Following many of its peers in cutting lending rates, private sector lender HDFC Bank on Wednesday cut its marginal cost of funds-based lending rate (MCLR) by 75-90 basis points across tenures, effective January 7, it said in a statement.
The bank’s one-year MCLR now stands at 8.15%, 75 bps lower than the previous rate, while overnight, one-month, three-month and six-month MCLR were cut to 7.85%, 7.90%, 7.90%, 8.00% respectively.
The bank was not the only lender to cut interest rates on Wednesday. State-owned lender Canara Bank cut its MCLR by 70-75 bps across tenures, with the one-year MCLR being brought down to 8.45%, from 9.15% earlier. The revised rates will take effect from January 7 onward.
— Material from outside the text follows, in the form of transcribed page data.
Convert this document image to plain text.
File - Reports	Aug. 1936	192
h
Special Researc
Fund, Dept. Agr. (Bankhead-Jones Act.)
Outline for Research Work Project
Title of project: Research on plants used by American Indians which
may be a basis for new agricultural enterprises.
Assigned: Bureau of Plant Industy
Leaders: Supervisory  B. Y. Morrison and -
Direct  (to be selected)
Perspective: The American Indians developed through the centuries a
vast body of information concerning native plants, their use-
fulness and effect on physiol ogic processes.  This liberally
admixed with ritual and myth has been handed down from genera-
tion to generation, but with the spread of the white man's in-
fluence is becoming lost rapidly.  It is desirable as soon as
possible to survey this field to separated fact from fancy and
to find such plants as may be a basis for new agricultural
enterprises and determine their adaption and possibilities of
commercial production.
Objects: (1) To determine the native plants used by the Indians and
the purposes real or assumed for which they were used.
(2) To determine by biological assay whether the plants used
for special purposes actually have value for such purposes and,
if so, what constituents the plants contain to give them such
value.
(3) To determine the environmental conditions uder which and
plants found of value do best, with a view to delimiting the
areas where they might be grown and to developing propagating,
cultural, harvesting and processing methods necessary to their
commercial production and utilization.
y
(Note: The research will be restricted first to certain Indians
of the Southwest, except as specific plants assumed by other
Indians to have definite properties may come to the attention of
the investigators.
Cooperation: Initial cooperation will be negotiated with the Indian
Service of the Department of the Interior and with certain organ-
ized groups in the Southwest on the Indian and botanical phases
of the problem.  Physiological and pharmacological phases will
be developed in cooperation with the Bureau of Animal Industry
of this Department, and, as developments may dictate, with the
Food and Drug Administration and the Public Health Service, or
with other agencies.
Apart from the two banks, private sector housing finance company Dewan Housing Finance too cut its home loan rates by as much as 50 bps to 8.60%, effective January 4. “We will continue to be prompt and responsive to any initiative in the external environment, as we also continue to undertake several internal measures to benefit our customers as part of our commitment to enable access to home ownership for the LMI segment,” the company’s CEO Harshil Mehta said in a statement.
So far in January, State Bank of India (SBI), ICICI Bank, Punjab National Bank, Union Bank of India, IDBI Bank, Central Bank of India, Kotak Mahindra Bank, Andhra Bank, State Bank of Travancore, YES Bank and Bank of India have cut their MCLRs. The cuts came in reaction to a demonetisation-induced deluge of deposits with banks and a resultant drop in their marginal cost of funds. As per the MCLR regime, banks review their benchmark lending rates every month on the basis of their incremental cost of funds.